In Gorczycki’s time, the liturgy of the hours was celebrated in the cathedral according to the rite of the Roman curia, which at the end of the 16th century replaced local Kraków customs. The post-Tridentine Roman Rite envisaged singing one antiphon to all the psalms (Miserere mihi, Domine during the year or Alleluia during the Paschal time) and a fixed antiphon to the canticle of Simeon, but in practice only the beginning of the antiphon was chanted before the psalms and the canticle, followed by the whole antiphon. This album uses records from the pre-Tridentine Kraków antiphonaries (…)

In addition to the antiphons mentioned before, in accordance with the order of the service, the performers also added Gregorian chant for: an introductory verse (Deus in adiutorium, Ps 70[69], 2), a capitulum, i.e. a short reading (Tu autem in nobis es Domine), a versus ending the responsory (Custodi nos, Domine) and the second stanza of the hymn Te lucis ante terminum, skipped in the work of the Wawel kapellmeister. It should be noted that some guidelines how to link a polyphonic setting with a Gregorian monody can be found in the only surviving manuscript of Completorium by Gorczycki, discovered in 1961 in the collection of the parish church in Raków Opatowski (…)

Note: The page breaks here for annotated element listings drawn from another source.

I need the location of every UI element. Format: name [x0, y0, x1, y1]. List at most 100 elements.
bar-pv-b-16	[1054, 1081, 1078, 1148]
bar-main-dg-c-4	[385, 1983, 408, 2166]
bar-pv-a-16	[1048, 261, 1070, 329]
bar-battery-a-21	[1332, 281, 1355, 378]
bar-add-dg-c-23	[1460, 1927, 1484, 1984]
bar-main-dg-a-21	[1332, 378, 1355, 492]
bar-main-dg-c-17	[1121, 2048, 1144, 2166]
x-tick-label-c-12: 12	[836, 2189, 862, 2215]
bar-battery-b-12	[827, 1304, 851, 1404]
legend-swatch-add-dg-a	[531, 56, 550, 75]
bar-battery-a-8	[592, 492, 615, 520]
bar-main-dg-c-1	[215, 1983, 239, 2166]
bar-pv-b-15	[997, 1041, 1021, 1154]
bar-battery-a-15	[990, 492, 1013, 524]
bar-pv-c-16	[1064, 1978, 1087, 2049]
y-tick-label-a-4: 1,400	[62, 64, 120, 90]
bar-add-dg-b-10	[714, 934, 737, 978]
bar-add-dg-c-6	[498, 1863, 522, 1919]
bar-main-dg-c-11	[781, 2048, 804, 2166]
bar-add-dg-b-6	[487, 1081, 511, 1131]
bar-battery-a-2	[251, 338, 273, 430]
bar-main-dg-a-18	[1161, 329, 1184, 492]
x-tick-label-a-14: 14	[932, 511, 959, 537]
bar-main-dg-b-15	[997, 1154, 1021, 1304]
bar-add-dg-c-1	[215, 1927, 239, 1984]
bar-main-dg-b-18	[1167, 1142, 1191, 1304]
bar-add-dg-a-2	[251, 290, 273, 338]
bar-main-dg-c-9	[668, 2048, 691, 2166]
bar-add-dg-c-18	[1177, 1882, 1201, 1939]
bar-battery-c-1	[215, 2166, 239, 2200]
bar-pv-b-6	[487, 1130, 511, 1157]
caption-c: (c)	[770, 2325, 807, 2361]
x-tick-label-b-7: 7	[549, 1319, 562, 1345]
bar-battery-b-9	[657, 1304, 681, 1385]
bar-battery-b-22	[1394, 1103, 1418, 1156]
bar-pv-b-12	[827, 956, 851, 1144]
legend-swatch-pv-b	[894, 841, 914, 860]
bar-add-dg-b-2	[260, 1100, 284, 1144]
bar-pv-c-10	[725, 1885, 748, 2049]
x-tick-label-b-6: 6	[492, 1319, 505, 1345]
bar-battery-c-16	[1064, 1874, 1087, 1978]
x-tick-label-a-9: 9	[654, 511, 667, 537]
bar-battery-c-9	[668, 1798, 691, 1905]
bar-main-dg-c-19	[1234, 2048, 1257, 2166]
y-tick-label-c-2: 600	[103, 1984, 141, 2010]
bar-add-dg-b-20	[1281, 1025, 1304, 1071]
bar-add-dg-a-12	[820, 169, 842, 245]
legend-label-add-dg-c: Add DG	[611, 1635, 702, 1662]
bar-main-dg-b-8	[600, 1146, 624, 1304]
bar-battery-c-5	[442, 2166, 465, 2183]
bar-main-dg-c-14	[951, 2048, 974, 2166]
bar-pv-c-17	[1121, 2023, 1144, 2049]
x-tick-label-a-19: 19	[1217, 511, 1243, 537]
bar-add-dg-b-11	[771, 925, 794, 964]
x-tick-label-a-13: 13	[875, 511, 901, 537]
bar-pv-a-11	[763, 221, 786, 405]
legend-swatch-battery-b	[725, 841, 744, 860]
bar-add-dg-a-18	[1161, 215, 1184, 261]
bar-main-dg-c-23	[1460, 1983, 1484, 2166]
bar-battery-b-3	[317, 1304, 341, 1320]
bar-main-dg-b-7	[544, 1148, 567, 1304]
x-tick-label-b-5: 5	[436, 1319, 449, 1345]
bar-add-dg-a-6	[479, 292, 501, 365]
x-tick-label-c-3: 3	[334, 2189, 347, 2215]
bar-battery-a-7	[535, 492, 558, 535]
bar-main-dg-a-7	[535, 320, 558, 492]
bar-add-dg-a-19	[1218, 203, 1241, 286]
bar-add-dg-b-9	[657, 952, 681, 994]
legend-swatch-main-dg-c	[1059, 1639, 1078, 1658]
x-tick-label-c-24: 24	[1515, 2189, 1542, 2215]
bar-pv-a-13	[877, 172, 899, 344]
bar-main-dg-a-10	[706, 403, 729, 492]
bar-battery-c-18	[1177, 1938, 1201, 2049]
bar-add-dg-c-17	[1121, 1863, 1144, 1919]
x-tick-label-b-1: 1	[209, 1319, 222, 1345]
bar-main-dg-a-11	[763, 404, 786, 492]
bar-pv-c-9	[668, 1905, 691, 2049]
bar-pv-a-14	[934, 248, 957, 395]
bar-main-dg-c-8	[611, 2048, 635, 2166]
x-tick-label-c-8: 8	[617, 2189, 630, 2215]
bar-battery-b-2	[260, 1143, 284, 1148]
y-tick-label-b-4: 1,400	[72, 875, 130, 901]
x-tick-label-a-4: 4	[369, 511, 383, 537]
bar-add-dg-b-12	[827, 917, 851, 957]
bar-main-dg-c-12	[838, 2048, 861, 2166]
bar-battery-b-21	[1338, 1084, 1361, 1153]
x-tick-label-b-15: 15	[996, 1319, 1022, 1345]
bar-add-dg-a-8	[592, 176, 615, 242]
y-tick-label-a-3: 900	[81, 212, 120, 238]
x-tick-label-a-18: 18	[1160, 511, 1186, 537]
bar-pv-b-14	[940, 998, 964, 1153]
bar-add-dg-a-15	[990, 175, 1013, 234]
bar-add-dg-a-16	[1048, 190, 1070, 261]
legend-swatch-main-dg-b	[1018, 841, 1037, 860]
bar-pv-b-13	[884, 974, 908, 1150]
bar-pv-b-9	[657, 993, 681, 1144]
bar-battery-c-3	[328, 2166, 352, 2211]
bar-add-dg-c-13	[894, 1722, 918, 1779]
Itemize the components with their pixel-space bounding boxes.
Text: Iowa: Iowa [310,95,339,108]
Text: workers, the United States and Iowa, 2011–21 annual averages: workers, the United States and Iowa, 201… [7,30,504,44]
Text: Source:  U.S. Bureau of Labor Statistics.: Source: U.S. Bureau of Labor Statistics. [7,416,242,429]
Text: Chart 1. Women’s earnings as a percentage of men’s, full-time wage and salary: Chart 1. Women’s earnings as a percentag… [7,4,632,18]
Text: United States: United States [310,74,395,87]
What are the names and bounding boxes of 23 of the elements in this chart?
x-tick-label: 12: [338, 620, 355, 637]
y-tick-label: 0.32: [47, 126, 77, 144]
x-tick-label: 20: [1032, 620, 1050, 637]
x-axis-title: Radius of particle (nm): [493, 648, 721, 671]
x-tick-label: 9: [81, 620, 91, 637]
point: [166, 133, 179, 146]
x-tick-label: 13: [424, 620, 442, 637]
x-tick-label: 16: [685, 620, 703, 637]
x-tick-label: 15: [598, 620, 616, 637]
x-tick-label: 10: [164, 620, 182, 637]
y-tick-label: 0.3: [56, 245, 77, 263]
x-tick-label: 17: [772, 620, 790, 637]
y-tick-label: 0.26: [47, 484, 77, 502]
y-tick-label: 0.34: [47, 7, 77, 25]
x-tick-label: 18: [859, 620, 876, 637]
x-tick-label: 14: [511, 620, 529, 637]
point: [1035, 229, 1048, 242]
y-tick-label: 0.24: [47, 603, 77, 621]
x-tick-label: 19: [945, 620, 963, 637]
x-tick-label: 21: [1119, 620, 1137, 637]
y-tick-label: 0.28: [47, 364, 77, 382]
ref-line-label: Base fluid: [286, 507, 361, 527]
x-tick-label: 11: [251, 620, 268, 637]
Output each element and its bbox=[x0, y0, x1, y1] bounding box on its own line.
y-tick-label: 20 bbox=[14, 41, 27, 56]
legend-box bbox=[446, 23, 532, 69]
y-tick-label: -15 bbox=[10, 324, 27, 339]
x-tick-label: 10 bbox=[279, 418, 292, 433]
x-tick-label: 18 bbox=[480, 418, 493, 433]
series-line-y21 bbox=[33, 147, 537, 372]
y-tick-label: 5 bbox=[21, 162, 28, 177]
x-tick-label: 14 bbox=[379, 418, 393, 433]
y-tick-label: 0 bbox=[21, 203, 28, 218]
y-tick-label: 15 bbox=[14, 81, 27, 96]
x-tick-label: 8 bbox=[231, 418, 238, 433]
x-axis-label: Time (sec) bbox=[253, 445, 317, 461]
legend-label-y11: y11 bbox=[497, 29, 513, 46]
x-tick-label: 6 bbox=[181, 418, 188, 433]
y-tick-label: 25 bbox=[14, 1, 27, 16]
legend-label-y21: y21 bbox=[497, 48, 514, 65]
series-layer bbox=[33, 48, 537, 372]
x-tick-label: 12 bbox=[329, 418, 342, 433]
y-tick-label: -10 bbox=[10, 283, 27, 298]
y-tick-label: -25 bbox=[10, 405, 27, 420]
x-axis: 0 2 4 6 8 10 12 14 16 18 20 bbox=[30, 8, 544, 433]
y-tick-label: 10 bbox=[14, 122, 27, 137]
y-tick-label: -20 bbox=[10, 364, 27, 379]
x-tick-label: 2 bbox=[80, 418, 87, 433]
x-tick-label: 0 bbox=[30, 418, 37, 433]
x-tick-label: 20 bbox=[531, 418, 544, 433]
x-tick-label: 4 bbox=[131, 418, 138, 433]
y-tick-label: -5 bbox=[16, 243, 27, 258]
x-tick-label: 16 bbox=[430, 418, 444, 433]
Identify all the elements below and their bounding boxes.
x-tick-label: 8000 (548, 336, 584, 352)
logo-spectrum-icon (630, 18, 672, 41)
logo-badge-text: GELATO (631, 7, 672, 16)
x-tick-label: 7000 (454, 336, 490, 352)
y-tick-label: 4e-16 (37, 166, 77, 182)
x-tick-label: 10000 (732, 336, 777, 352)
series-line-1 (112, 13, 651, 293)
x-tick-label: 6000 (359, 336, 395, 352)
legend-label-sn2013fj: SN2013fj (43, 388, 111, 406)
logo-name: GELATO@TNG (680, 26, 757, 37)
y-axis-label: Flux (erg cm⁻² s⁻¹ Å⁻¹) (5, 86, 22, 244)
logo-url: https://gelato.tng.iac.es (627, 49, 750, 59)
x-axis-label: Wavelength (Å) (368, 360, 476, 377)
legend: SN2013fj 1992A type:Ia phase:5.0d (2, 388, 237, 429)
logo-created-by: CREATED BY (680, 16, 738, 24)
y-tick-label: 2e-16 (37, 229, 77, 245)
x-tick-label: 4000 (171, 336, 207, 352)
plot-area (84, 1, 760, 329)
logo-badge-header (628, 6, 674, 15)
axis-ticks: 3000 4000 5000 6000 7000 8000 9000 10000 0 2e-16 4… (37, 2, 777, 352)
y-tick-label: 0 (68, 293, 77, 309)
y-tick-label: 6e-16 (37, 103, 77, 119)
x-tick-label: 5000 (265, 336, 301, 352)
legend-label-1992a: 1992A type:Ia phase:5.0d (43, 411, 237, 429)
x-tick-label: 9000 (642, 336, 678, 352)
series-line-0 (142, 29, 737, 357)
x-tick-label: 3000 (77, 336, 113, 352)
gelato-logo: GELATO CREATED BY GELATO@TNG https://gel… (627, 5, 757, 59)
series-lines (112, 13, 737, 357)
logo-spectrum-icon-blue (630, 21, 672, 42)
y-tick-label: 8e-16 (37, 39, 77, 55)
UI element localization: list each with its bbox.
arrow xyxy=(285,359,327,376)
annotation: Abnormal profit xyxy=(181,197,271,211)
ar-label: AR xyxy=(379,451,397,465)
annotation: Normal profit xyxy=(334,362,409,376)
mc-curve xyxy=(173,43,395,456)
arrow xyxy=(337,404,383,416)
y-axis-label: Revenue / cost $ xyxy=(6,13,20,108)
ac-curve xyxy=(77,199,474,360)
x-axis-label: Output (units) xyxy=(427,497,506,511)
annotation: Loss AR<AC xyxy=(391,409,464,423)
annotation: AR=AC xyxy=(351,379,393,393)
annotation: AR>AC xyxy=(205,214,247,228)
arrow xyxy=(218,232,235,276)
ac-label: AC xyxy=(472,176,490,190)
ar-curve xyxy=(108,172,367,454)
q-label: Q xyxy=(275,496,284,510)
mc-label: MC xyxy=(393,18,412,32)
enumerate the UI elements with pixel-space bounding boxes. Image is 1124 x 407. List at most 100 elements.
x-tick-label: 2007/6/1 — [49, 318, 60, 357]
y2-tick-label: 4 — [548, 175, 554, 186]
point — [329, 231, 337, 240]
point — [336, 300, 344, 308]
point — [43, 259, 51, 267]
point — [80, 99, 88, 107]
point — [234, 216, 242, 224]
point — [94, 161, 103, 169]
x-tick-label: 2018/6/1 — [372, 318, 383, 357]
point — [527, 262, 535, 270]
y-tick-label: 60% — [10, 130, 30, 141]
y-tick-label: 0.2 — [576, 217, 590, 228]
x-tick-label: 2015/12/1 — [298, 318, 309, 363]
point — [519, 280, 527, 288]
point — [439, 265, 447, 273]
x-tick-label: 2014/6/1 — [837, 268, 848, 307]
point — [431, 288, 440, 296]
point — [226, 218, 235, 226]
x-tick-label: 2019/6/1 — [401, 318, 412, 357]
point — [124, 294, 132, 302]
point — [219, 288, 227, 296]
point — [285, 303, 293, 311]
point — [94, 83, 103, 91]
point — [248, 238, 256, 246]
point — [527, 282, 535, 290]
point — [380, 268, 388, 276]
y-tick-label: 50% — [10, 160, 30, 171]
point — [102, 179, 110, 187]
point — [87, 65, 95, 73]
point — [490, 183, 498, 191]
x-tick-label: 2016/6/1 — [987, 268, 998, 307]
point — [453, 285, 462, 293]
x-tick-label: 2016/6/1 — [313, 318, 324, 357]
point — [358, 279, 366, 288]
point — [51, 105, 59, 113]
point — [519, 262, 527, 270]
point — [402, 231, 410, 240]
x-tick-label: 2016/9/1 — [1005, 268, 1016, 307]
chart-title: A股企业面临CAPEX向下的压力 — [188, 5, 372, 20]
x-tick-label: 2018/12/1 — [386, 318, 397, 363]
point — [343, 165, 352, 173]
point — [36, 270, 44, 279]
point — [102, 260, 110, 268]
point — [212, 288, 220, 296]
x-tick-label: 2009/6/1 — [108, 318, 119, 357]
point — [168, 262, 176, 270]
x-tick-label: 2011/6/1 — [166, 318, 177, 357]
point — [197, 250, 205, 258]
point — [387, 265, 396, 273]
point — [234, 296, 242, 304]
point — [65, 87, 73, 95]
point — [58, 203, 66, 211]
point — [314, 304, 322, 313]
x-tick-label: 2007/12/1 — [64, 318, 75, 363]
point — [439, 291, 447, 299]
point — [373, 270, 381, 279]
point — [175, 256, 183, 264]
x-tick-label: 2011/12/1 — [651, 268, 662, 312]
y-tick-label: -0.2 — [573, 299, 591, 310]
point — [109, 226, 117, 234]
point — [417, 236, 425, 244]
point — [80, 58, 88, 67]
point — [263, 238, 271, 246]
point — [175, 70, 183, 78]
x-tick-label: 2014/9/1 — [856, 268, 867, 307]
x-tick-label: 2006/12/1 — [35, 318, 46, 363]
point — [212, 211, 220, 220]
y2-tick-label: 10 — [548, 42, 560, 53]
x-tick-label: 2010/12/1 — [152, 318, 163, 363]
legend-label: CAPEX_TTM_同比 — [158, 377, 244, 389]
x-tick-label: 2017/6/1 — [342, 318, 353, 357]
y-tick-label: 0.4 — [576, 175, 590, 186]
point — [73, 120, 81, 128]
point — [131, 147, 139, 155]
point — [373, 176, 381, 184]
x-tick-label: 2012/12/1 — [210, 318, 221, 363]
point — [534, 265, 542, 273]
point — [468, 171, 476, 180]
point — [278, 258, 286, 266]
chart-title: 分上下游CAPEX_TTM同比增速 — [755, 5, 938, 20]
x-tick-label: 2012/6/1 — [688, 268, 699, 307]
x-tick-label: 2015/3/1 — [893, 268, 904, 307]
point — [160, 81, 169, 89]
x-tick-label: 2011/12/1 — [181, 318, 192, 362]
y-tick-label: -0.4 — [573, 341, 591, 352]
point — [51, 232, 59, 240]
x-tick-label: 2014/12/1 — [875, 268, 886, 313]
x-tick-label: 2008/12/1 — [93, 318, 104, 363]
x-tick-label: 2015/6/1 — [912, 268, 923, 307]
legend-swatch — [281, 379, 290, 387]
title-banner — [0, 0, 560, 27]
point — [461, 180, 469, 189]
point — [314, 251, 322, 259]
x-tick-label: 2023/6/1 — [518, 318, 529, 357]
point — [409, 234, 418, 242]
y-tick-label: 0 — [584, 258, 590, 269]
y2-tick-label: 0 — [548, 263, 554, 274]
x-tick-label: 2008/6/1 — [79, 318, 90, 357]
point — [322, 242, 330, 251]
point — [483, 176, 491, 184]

Gorczycki’s Completorium was composed for a line-up very often used in Central European religious music of that time: a four-part vocal ensemble, two violins, two natural trumpets (clarino) and an organ, the part of which was notated, according to a convention of that time, in the form of a figured bass. A pair of trumpets only appear in the first and last movements, and one of them plays in the fourth psalm (Ecce nunc benedicite); although their parts are marked in the source as non-obligatory (ad libitum) and at times they double the violins, the presence of wind instruments is very important for the colour of the composition.